Que signifie cet échec pour Angela Merkel ?

Il représente un sérieux revers politique. La chancelière n’est pas parvenue à rassembler autour d’un projet commun et il est difficile de ne pas y voir un signal de défiance. D’autant que, sur le plan international, elle a déjà mené nombre de négociations avec succès et est reconnue pour être très efficace dans ce domaine.

Comment expliquer alors qu’elle n’ait pu faire aboutir ce processus sur le plan national ?

Le problème est qu’elle devait concilier des partis qui l’étaient difficilement sur le plan des idées d’une part et qui, se trouvant politiquement affaiblis, étaient peu désireux de se retrouver dilués dans un gouvernement de coalition, d’autre part. Le FDP sort d’une période durant laquelle il s’est trouvé exclu du Bundestag et son président, Christian Lindner, ne voulait pas prendre le risque de perdre à nouveau en influence. Quant aux Verts, accepter un accord aurait impliqué trop de renoncements.

Quels ont été les principaux points d’achoppement ?

La crise s’est formée sur deux points principaux : la question de l’immigration et, plus précisément, du durcissement des conditions du regroupement familial pour certaines catégories de réfugiés, et celle de la transition énergétique, les Verts étant particulièrement soucieux de voir le recours aux énergies fossiles limité au profit de l’électrique. À cela se sont ajoutés, dans une moindre mesure, des points de politique étrangère, tels que les relations avec la Russie dont le FDP était prêt à se rapprocher au nom de certains intérêts nationaux.

Quelles peuvent être les conséquences de cette crise pour la chancelière ?

Il est clair qu’elle en sort affaiblie. Cette crise révèle une usure du pouvoir qu’elle incarne depuis trois mandats. Elle apparaît sanctionnée pour avoir sans doute manqué de positions franches sur un certain nombre de sujets et, aussi, pour avoir donné l’impression générale qu’elle se contentait de suivre les événements sans parvenir à les anticiper. Impression qui résulte d’une succession de crises et notamment de la crise des réfugiés qui a donné d’elle l’image d’un leader dépourvu de vision. Voilà pourquoi, pour Angela Merkel, la crise actuelle a aussi valeur de sanction. 

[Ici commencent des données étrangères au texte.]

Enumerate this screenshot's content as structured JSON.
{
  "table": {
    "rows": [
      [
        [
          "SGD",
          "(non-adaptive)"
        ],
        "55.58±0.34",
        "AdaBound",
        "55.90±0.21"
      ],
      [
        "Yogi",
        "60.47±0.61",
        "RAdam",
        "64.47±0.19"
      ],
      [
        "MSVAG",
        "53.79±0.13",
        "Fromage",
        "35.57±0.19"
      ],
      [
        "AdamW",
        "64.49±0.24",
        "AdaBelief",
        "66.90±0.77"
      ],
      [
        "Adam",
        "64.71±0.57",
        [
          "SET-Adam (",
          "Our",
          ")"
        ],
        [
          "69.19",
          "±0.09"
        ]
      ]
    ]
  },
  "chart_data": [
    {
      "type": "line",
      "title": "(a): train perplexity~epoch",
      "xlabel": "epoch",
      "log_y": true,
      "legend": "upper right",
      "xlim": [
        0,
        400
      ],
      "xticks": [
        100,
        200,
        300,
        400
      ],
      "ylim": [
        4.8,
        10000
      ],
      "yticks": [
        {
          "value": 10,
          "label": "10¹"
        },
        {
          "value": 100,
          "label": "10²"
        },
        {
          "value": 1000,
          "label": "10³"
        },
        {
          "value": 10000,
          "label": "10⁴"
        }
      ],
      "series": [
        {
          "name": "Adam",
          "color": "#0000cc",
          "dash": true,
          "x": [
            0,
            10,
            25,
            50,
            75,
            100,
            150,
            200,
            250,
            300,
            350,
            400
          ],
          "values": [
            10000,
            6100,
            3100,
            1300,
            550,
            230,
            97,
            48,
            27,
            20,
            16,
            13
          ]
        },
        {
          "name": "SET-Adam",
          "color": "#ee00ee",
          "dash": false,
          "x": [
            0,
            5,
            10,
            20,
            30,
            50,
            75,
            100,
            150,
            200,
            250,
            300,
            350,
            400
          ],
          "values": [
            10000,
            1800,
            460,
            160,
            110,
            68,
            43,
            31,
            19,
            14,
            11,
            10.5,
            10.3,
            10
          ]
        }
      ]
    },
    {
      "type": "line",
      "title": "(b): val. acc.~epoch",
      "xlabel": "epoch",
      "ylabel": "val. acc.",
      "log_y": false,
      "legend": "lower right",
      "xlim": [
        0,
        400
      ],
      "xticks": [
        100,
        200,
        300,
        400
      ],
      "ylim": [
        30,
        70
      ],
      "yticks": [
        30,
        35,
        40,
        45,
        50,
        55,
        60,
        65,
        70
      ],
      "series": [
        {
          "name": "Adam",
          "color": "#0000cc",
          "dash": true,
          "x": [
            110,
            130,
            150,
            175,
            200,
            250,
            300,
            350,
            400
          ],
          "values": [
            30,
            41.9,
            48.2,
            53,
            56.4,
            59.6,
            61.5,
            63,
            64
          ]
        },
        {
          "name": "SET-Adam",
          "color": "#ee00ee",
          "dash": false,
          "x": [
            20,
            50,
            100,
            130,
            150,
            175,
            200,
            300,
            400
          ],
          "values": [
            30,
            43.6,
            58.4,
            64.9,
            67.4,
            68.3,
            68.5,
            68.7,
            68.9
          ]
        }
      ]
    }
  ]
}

Aujourd’hui, quelles sont les options envisageables ?

Il y en a plusieurs et aucune ne semble satisfaisante. D’abord, on peut imaginer que la CDU cherche à conclure un accord avec un autre partenaire, ce qui semble très compliqué. Ensuite, Angela Merkel peut rester à la tête d’un gouvernement minoritaire, ce qui réduirait considérablement sa marge de manœuvre en l’obligeant à tout négocier. Son leadership politique s’en trouverait affaibli, d’autant qu’il s’agirait là d’une situation à laquelle le pays n’est absolument pas habitué. L’Allemagne est un régime parlementaire, ce qui signifie que le gouvernement doit avoir la confiance de l’Assemblée. Un gouvernement minoritaire n’obtiendrait qu’une confiance partielle, ce qui, en termes de gouvernance, le placerait dans une position très inconfortable.

Une autre option envisagée consisterait à organiser de nouvelles élections…

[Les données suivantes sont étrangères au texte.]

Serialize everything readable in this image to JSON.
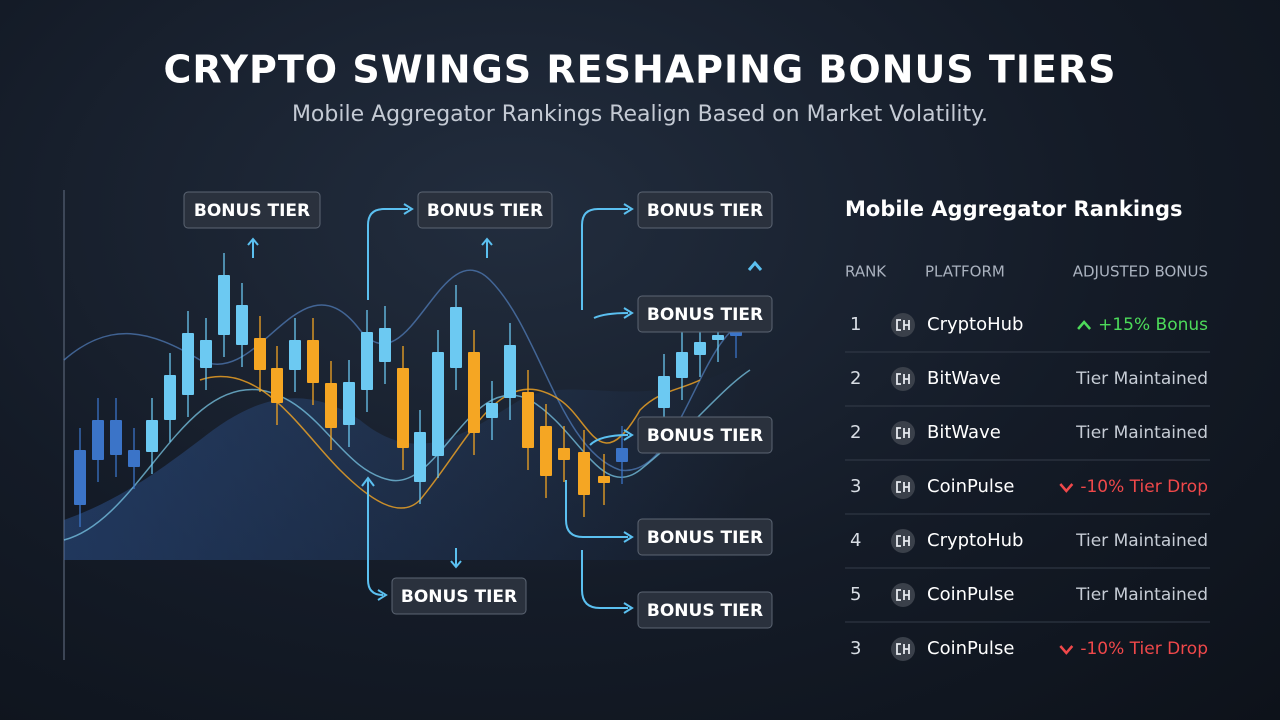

Effectivement mais là encore, cette solution n’est pas sans risque. D’abord parce que rien ne dit que de nouvelles élections aboutiraient à un résultat différent de celles de septembre. Ensuite parce que le parti d’extrême droite AFD, qui a déjà fait son entrée au Parlement, pourrait en sortir renforcé compte tenu du climat général. Or même une légère progression suffirait à envoyer un signal extrêmement négatif au pays et au reste de l’Europe.

Quel impact cette crise allemande peut-elle avoir sur l’Europe ?

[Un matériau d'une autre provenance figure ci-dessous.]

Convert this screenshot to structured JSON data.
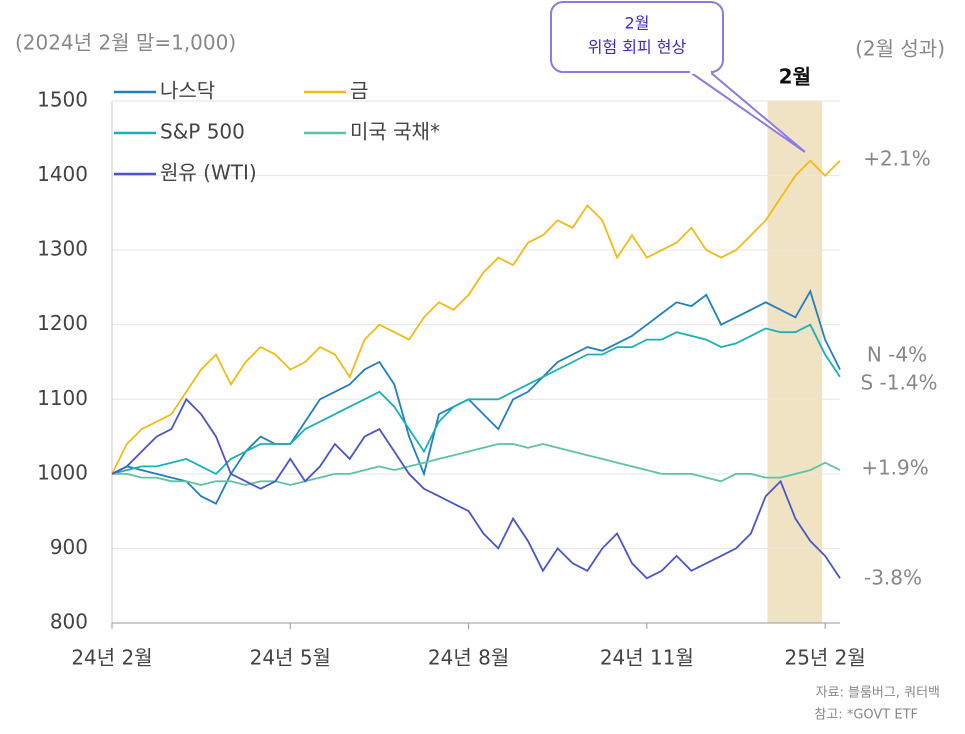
{
  "chart_data": {
    "type": "line",
    "y_unit_label": "(2024년 2월 말=1,000)",
    "right_header": "(2월 성과)",
    "x": [
      0,
      0.25,
      0.5,
      0.75,
      1,
      1.25,
      1.5,
      1.75,
      2,
      2.25,
      2.5,
      2.75,
      3,
      3.25,
      3.5,
      3.75,
      4,
      4.25,
      4.5,
      4.75,
      5,
      5.25,
      5.5,
      5.75,
      6,
      6.25,
      6.5,
      6.75,
      7,
      7.25,
      7.5,
      7.75,
      8,
      8.25,
      8.5,
      8.75,
      9,
      9.25,
      9.5,
      9.75,
      10,
      10.25,
      10.5,
      10.75,
      11,
      11.25,
      11.5,
      11.75,
      12,
      12.25
    ],
    "xlim": [
      0,
      12.25
    ],
    "xticks": [
      {
        "value": 0,
        "label": "24년 2월"
      },
      {
        "value": 3,
        "label": "24년 5월"
      },
      {
        "value": 6,
        "label": "24년 8월"
      },
      {
        "value": 9,
        "label": "24년 11월"
      },
      {
        "value": 12,
        "label": "25년 2월"
      }
    ],
    "ylim": [
      800,
      1500
    ],
    "yticks": [
      800,
      900,
      1000,
      1100,
      1200,
      1300,
      1400,
      1500
    ],
    "grid": true,
    "series": [
      {
        "name": "나스닥",
        "color": "#1f7fbf",
        "values": [
          1000,
          1010,
          1005,
          1000,
          995,
          990,
          970,
          960,
          1000,
          1030,
          1050,
          1040,
          1040,
          1070,
          1100,
          1110,
          1120,
          1140,
          1150,
          1120,
          1050,
          1000,
          1080,
          1090,
          1100,
          1080,
          1060,
          1100,
          1110,
          1130,
          1150,
          1160,
          1170,
          1165,
          1175,
          1185,
          1200,
          1215,
          1230,
          1225,
          1240,
          1200,
          1210,
          1220,
          1230,
          1220,
          1210,
          1245,
          1180,
          1140
        ]
      },
      {
        "name": "금",
        "color": "#f2bb16",
        "values": [
          1000,
          1040,
          1060,
          1070,
          1080,
          1110,
          1140,
          1160,
          1120,
          1150,
          1170,
          1160,
          1140,
          1150,
          1170,
          1160,
          1130,
          1180,
          1200,
          1190,
          1180,
          1210,
          1230,
          1220,
          1240,
          1270,
          1290,
          1280,
          1310,
          1320,
          1340,
          1330,
          1360,
          1340,
          1290,
          1320,
          1290,
          1300,
          1310,
          1330,
          1300,
          1290,
          1300,
          1320,
          1340,
          1370,
          1400,
          1420,
          1400,
          1420
        ]
      },
      {
        "name": "S&P 500",
        "color": "#1ab0b8",
        "values": [
          1000,
          1005,
          1010,
          1010,
          1015,
          1020,
          1010,
          1000,
          1020,
          1030,
          1040,
          1040,
          1040,
          1060,
          1070,
          1080,
          1090,
          1100,
          1110,
          1090,
          1060,
          1030,
          1070,
          1090,
          1100,
          1100,
          1100,
          1110,
          1120,
          1130,
          1140,
          1150,
          1160,
          1160,
          1170,
          1170,
          1180,
          1180,
          1190,
          1185,
          1180,
          1170,
          1175,
          1185,
          1195,
          1190,
          1190,
          1200,
          1160,
          1130
        ]
      },
      {
        "name": "미국 국채*",
        "color": "#5cc4a0",
        "values": [
          1000,
          1000,
          995,
          995,
          990,
          990,
          985,
          990,
          990,
          985,
          990,
          990,
          985,
          990,
          995,
          1000,
          1000,
          1005,
          1010,
          1005,
          1010,
          1015,
          1020,
          1025,
          1030,
          1035,
          1040,
          1040,
          1035,
          1040,
          1035,
          1030,
          1025,
          1020,
          1015,
          1010,
          1005,
          1000,
          1000,
          1000,
          995,
          990,
          1000,
          1000,
          995,
          995,
          1000,
          1005,
          1015,
          1005
        ]
      },
      {
        "name": "원유 (WTI)",
        "color": "#4a55c8",
        "values": [
          1000,
          1010,
          1030,
          1050,
          1060,
          1100,
          1080,
          1050,
          1000,
          990,
          980,
          990,
          1020,
          990,
          1010,
          1040,
          1020,
          1050,
          1060,
          1030,
          1000,
          980,
          970,
          960,
          950,
          920,
          900,
          940,
          910,
          870,
          900,
          880,
          870,
          900,
          920,
          880,
          860,
          870,
          890,
          870,
          880,
          890,
          900,
          920,
          970,
          990,
          940,
          910,
          890,
          860
        ]
      }
    ],
    "highlight": {
      "label": "2월",
      "xrange": [
        11.03,
        11.95
      ],
      "color": "#efe3c4"
    },
    "annotation": [
      "2월",
      "위험 회피 현상"
    ],
    "end_labels": [
      "+2.1%",
      "N -4%",
      "S -1.4%",
      "+1.9%",
      "-3.8%"
    ],
    "source": [
      "자료: 블룸버그, 쿼터백",
      "참고: *GOVT ETF"
    ]
  }
}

Une crise prolongée freinerait la relance européenne en raison de la perte de leadership qu’elle occasionnerait au sein du binôme franco-allemand lequel, comme chacun sait, est moteur dans ce projet. Dépourvu de majorité, le gouvernement allemand n’aurait pas les coudées franches pour agir sur les différents dossiers qui s’imposent : consolider la zone euro, définir une politique d’immigration commune, penser l’Europe de la défense… Un gouvernement minoritaire constamment menacé d’un vote négatif au Bundestag ne serait pas en capacité de mener ces dossiers majeurs sans lesquels il ne peut y avoir de véritable relance européenne.